Le ministère israélien des Affaires étrangères a déclaré lundi qu'il refuserait des visas à plusieurs employés des Nations Unies après que des responsables et des agences au sein de l'organisation mondiale – y compris un panel au sein duquel un expert israélien a accusé le pays de génocide – ont continué à critiquer vivement la guerre contre Gaza.

« J'ai demandé au ministère des Affaires étrangères de ne pas prolonger le visa d'un des employés de l'organisation en Israël et de refuser la demande de visa d'un autre employé », a déclaré le ministre des Affaires étrangères Eli Cohen. dit sur les réseaux sociaux. « La conduite de l'ONU depuis le 7 octobre est une honte pour l'organisation et la communauté internationale. »

Francesca Albanese, rapporteur spécial de l'ONU sur la Palestine, a critiqué la nouvelle politique.
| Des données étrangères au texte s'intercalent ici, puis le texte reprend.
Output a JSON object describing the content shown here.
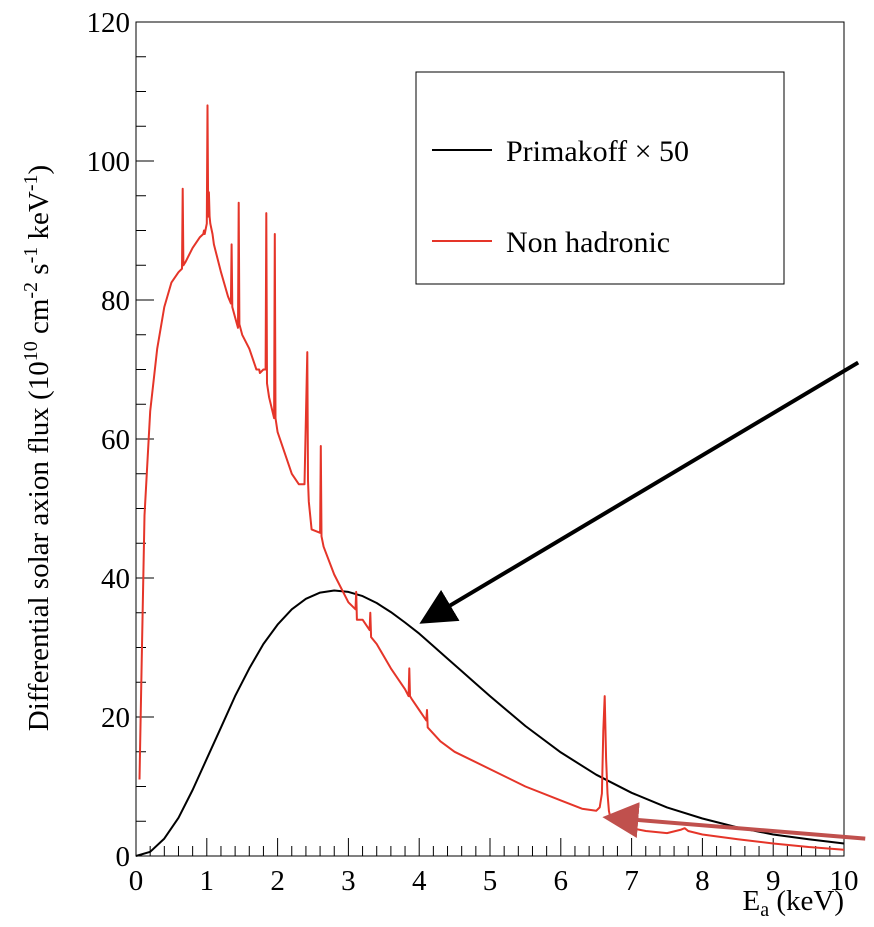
{
  "chart_data": {
    "type": "line",
    "title": "",
    "xlabel": {
      "main": "E",
      "sub": "a",
      "rest": " (keV)"
    },
    "ylabel": {
      "p1": "Differential solar axion flux (10",
      "s1": "10",
      "p2": " cm",
      "s2": "-2",
      "p3": " s",
      "s3": "-1",
      "p4": " keV",
      "s4": "-1",
      "p5": ")"
    },
    "xlim": [
      0,
      10
    ],
    "ylim": [
      0,
      120
    ],
    "x_ticks": [
      "0",
      "1",
      "2",
      "3",
      "4",
      "5",
      "6",
      "7",
      "8",
      "9",
      "10"
    ],
    "y_ticks": [
      "0",
      "20",
      "40",
      "60",
      "80",
      "100",
      "120"
    ],
    "grid": false,
    "legend_position": "top-right",
    "series": [
      {
        "name": "Primakoff × 50",
        "color": "#000000",
        "x": [
          0,
          0.2,
          0.4,
          0.6,
          0.8,
          1.0,
          1.2,
          1.4,
          1.6,
          1.8,
          2.0,
          2.2,
          2.4,
          2.6,
          2.8,
          3.0,
          3.2,
          3.4,
          3.6,
          3.8,
          4.0,
          4.2,
          4.4,
          4.6,
          4.8,
          5.0,
          5.5,
          6.0,
          6.5,
          7.0,
          7.5,
          8.0,
          8.5,
          9.0,
          9.5,
          10.0
        ],
        "y": [
          0,
          0.6,
          2.5,
          5.5,
          9.5,
          14,
          18.5,
          23,
          27,
          30.5,
          33.3,
          35.5,
          37,
          37.9,
          38.2,
          38,
          37.4,
          36.4,
          35.1,
          33.6,
          32,
          30.2,
          28.4,
          26.6,
          24.8,
          23,
          18.7,
          14.9,
          11.7,
          9.1,
          7.0,
          5.4,
          4.1,
          3.1,
          2.4,
          1.8
        ]
      },
      {
        "name": "Non hadronic",
        "color": "#e53529",
        "x": [
          0.05,
          0.08,
          0.12,
          0.2,
          0.3,
          0.4,
          0.5,
          0.6,
          0.65,
          0.66,
          0.67,
          0.7,
          0.8,
          0.9,
          0.95,
          0.96,
          0.97,
          1.0,
          1.01,
          1.02,
          1.03,
          1.04,
          1.05,
          1.08,
          1.1,
          1.2,
          1.3,
          1.34,
          1.35,
          1.36,
          1.4,
          1.44,
          1.45,
          1.46,
          1.5,
          1.6,
          1.7,
          1.74,
          1.75,
          1.8,
          1.83,
          1.84,
          1.85,
          1.88,
          1.95,
          1.96,
          1.97,
          2.0,
          2.1,
          2.2,
          2.3,
          2.38,
          2.42,
          2.43,
          2.44,
          2.48,
          2.6,
          2.61,
          2.62,
          2.65,
          2.8,
          3.0,
          3.1,
          3.11,
          3.12,
          3.2,
          3.3,
          3.31,
          3.32,
          3.4,
          3.6,
          3.8,
          3.85,
          3.86,
          3.87,
          3.9,
          4.0,
          4.1,
          4.11,
          4.12,
          4.3,
          4.5,
          5.0,
          5.5,
          6.0,
          6.3,
          6.5,
          6.55,
          6.58,
          6.6,
          6.62,
          6.64,
          6.66,
          6.68,
          6.7,
          6.75,
          6.8,
          7.0,
          7.2,
          7.5,
          7.7,
          7.75,
          7.8,
          8.0,
          8.5,
          9.0,
          9.5,
          10.0
        ],
        "y": [
          11,
          28,
          49,
          64,
          73,
          79,
          82.5,
          84,
          84.5,
          96,
          85,
          85.5,
          87.5,
          89,
          89.5,
          90,
          89.5,
          91,
          108,
          92,
          95.5,
          92,
          91,
          89.5,
          88,
          84,
          80.5,
          79.5,
          88,
          79,
          77.5,
          76,
          94,
          76.5,
          75,
          73,
          70,
          70,
          69.5,
          70,
          70,
          92.5,
          68,
          66,
          63,
          89.5,
          63,
          61,
          58,
          55,
          53.5,
          53.5,
          72.5,
          54,
          51,
          47,
          46.5,
          59,
          46,
          44.5,
          40.5,
          36.5,
          35.5,
          38,
          34,
          34,
          32.5,
          35,
          31.5,
          30.5,
          27,
          24,
          23,
          27,
          23,
          22.5,
          21,
          19.5,
          21,
          18.5,
          16.5,
          15,
          12.5,
          10,
          8,
          6.8,
          6.5,
          7,
          9,
          18,
          23,
          14,
          9,
          6.5,
          5.5,
          5,
          4.5,
          4,
          3.6,
          3.3,
          3.8,
          4,
          3.6,
          3.1,
          2.4,
          1.8,
          1.3,
          0.9
        ]
      }
    ],
    "annotations": [
      {
        "type": "arrow",
        "color": "#000000",
        "from": [
          10.2,
          71
        ],
        "to": [
          4.1,
          34
        ]
      },
      {
        "type": "arrow",
        "color": "#c0504d",
        "from": [
          10.3,
          2.5
        ],
        "to": [
          6.7,
          5.5
        ]
      }
    ]
  }
}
« Les attaques sans fondement contre l'ONU ne font que prouver une lâcheté morale », déclare Albanese dit en réponse à Cohen dans une publication sur les réseaux sociaux. « L'ONU a été affaiblie par des décennies d'impunité israélienne pour violations du droit international, notamment la colonisation des territoires occupés et le déplacement forcé des Palestiniens. L'ONU doit demander des comptes à Israël si elle veut sa réputation et son objectif.

L'alternative à la responsabilité, a-t-elle poursuivi, « se joue aujourd'hui à Gaza. Avec la liberté pour tous, il n'y aura de liberté pour personne. »

Albanese a appelé à un cessez-le-feu immédiat, à la libération des otages israéliens ainsi que des Palestiniens arbitrairement détenus, et à la fin de l'occupation afin de rétablir la paix, la protection totale de tous les civils et de mettre la région sur la voie de la justice.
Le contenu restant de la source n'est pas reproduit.